R&Q always attends such events and has developed long-lasting relationships across the sector. Education is key as it enables captives and their owners to make informed decisions about the management of their legacy.

That does not mean they have to transact with a legacy acquirer but simply have gone through the process to determine what route suits them. It is perfectly acceptable for the captive to continue managing its own legacy if that is the outcome of their analysis.

How much of R&Q’s work with captives involves repeat business versus one-off opportunities?

We are very fortunate to work with some great companies and people in the captives sector. We have had repeat business from a number of companies, such as AstraZeneca and AkzoNobel, although many like to remain anonymous. We also have referrals from non-executive directors where we have transacted with one company on which they are a board member and they say: “We did not know we could do this. I am on another board and they should consider a similar deal.”

One area of increasing interest is providing a rolling programme of assuming liabilities. We work with a number of captives where we assume liabilities over a certain age, say five years, and each year take on another tranche so that the captive is only ever carrying the liabilities from the last five underwriting years.

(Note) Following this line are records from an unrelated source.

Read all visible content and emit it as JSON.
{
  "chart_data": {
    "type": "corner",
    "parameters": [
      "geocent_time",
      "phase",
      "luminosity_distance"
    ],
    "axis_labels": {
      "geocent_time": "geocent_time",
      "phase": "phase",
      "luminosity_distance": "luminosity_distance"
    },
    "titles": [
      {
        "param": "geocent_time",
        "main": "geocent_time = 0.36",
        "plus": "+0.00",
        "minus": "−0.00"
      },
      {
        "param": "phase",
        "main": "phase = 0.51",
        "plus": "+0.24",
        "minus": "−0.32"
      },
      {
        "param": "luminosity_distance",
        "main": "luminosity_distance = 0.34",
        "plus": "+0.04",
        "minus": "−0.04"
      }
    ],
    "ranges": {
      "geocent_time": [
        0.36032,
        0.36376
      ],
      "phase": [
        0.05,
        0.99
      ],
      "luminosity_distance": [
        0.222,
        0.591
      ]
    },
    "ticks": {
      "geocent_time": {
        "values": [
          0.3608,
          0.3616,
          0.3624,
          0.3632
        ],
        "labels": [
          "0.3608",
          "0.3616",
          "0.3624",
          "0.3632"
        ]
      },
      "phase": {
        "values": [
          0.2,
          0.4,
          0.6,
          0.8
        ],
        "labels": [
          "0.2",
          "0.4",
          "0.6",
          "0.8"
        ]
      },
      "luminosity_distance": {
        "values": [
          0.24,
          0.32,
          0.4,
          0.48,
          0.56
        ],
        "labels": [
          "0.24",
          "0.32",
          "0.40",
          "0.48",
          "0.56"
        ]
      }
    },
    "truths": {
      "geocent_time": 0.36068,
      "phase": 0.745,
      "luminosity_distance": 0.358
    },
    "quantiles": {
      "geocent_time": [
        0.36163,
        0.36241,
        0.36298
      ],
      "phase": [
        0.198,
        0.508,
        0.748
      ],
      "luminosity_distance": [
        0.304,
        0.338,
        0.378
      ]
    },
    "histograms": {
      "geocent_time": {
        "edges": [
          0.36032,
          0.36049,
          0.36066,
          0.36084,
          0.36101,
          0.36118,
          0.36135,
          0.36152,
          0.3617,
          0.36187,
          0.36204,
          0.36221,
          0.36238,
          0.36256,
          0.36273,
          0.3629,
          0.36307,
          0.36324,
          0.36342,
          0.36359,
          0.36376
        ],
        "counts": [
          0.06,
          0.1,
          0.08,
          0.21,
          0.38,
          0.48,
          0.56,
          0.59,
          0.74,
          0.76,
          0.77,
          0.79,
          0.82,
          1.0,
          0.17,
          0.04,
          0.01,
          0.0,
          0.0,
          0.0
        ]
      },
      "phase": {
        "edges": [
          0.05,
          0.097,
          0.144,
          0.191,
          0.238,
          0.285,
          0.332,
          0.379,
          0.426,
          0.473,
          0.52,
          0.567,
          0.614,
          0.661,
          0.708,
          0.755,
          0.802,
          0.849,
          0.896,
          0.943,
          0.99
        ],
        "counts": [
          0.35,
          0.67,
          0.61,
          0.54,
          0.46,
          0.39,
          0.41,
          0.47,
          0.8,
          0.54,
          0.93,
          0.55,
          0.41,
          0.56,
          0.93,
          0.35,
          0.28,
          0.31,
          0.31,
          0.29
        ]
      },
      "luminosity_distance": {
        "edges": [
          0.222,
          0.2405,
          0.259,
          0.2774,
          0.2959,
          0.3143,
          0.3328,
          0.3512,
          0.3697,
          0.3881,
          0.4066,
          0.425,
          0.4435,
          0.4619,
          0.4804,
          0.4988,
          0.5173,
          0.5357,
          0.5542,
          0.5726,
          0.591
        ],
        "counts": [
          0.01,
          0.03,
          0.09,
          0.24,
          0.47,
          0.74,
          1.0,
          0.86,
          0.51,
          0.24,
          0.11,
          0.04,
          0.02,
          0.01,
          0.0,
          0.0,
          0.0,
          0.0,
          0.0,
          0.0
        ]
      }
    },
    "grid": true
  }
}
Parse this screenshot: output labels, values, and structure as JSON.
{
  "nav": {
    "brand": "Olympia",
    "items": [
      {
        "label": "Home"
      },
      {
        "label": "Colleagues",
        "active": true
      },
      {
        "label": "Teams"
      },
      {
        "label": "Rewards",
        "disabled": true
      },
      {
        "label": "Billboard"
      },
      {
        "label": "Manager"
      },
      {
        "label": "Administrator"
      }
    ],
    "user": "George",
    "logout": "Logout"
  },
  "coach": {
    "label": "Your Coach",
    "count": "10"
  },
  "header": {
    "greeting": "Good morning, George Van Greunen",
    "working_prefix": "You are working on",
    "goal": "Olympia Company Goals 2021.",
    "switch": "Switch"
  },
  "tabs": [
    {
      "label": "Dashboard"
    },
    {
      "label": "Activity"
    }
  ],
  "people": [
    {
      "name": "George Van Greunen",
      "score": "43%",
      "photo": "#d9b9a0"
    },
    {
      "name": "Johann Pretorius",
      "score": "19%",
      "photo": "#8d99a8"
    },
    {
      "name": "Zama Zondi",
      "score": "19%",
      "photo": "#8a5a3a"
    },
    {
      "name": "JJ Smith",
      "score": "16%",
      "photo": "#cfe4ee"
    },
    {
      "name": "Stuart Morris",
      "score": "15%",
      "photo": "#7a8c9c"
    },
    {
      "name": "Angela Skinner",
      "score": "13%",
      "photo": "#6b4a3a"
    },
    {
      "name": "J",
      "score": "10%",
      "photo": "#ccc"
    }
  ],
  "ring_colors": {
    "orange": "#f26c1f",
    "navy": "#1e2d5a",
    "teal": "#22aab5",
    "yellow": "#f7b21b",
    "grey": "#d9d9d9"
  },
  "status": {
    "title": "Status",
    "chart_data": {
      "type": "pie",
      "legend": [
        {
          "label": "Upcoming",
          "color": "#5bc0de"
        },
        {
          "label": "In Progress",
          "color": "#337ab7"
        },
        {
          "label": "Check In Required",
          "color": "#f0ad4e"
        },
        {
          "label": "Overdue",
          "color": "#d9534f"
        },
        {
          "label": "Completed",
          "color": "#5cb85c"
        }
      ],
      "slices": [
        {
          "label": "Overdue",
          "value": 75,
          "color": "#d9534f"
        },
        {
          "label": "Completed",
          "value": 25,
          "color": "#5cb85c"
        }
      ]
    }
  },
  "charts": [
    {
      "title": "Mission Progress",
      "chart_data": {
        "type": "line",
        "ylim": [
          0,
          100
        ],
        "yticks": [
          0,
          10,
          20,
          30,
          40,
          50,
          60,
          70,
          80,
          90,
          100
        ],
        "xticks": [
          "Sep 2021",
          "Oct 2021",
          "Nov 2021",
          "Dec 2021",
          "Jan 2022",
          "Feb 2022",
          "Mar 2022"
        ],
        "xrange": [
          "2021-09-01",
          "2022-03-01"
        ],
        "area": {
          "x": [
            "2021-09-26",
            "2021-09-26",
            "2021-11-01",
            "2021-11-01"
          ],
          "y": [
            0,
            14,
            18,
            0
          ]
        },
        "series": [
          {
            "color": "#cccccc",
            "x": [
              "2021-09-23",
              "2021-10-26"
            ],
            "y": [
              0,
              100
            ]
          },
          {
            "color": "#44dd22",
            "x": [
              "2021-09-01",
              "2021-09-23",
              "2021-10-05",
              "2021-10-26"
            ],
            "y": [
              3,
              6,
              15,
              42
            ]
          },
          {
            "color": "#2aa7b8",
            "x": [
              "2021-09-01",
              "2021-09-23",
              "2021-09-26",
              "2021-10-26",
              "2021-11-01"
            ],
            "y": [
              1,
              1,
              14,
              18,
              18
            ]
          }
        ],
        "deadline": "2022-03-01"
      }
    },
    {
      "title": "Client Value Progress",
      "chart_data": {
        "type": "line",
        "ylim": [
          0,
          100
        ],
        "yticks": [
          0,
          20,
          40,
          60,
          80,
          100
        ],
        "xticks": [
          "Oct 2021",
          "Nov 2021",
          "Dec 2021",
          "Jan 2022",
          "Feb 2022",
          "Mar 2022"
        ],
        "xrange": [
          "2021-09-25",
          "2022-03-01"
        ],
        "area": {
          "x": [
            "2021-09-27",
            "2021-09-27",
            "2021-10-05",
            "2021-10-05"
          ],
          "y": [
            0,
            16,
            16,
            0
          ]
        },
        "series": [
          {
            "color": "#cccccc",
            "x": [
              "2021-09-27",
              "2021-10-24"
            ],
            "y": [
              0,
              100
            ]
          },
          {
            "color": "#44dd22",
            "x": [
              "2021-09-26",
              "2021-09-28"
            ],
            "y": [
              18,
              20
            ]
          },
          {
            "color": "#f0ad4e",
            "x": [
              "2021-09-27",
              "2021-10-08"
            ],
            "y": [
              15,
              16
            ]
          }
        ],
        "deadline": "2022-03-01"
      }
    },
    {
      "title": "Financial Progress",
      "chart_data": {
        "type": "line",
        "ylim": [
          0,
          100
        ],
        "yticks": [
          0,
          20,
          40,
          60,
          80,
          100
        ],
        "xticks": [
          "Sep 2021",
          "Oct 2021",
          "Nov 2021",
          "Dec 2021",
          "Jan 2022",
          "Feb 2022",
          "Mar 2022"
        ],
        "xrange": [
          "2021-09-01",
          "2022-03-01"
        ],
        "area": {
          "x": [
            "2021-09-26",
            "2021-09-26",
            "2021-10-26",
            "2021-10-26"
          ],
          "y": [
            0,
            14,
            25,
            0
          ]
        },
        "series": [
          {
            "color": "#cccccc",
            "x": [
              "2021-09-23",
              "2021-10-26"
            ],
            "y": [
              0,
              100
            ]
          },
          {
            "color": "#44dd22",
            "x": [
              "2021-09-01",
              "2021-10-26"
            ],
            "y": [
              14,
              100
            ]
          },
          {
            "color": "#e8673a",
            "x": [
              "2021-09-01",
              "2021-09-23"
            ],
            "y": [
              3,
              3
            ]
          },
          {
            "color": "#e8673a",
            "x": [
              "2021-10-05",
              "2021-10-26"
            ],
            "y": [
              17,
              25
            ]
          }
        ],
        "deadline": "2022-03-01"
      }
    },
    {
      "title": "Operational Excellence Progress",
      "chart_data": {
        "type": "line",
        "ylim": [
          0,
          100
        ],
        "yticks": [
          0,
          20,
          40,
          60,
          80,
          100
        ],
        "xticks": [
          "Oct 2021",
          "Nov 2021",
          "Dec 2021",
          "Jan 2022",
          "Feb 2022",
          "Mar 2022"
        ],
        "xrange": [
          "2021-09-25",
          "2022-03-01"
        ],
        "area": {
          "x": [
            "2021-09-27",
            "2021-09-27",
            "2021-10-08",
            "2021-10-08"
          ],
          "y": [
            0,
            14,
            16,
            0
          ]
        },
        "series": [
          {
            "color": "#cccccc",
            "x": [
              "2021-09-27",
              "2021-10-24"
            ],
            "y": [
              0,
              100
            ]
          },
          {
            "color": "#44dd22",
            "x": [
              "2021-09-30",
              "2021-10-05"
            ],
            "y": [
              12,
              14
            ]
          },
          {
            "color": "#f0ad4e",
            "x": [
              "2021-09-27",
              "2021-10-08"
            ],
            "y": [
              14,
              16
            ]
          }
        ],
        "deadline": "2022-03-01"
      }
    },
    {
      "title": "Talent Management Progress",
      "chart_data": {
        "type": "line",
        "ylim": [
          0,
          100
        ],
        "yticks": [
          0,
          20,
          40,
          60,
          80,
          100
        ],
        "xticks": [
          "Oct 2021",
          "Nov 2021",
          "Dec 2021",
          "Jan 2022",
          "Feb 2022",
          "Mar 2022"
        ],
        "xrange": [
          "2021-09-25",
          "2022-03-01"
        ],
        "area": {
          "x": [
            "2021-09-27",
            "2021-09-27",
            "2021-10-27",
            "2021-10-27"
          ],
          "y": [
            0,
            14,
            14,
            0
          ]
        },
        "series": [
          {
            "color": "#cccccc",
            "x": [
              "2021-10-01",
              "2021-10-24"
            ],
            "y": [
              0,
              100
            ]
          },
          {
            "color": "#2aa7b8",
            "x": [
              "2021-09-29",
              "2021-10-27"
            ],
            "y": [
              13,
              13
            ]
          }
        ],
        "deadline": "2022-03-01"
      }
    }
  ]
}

This is an effective way of recycling the capital from old years to support new years, or to avoid an increasing stack of collateral. R&Q takes on the collateral obligations associated with the assumed liabilities.

What advice do you have for captives thinking about working with a legacy/run-off provider?

The key advice is for the captive to be fully informed of the options available. R&Q has a very broad platform of solutions: within its group there are AM Best A-rated carriers in the US and Europe alongside consolidator vehicles in Bermuda, Cayman, Guernsey, the Isle of Man and Vermont.

We often see a captive or its representative come to us with a proposal which we do not believe is the right proposal for the captive. A key part of the transaction is having open dialogue with the captive to understand what it wants to achieve and then deliver the best solution to accomplish that.

R&Q is not the only legacy acquirer operating in the captives space, we have probably been doing it the longest, have the broadest capabilities and completed over 70 deals. A key determining factor for anyone transacting with the legacy market is the experience of the counterparty and its ability to deliver. Price is clearly a key consideration but so too are execution risk and reputation.

Key questions therefore are (i) have you done this before?; (ii) are you known to the regulator?; (iii) how will you handle the claims?; and, of course, (iv) how much will it cost me?

The legacy sector has developed considerably in recent years and many transactions are conducted giving benefit and efficiencies to the seller. The captives space is increasingly becoming aware of such benefits.

Paul Corver is group head of legacy M&A at R&Q.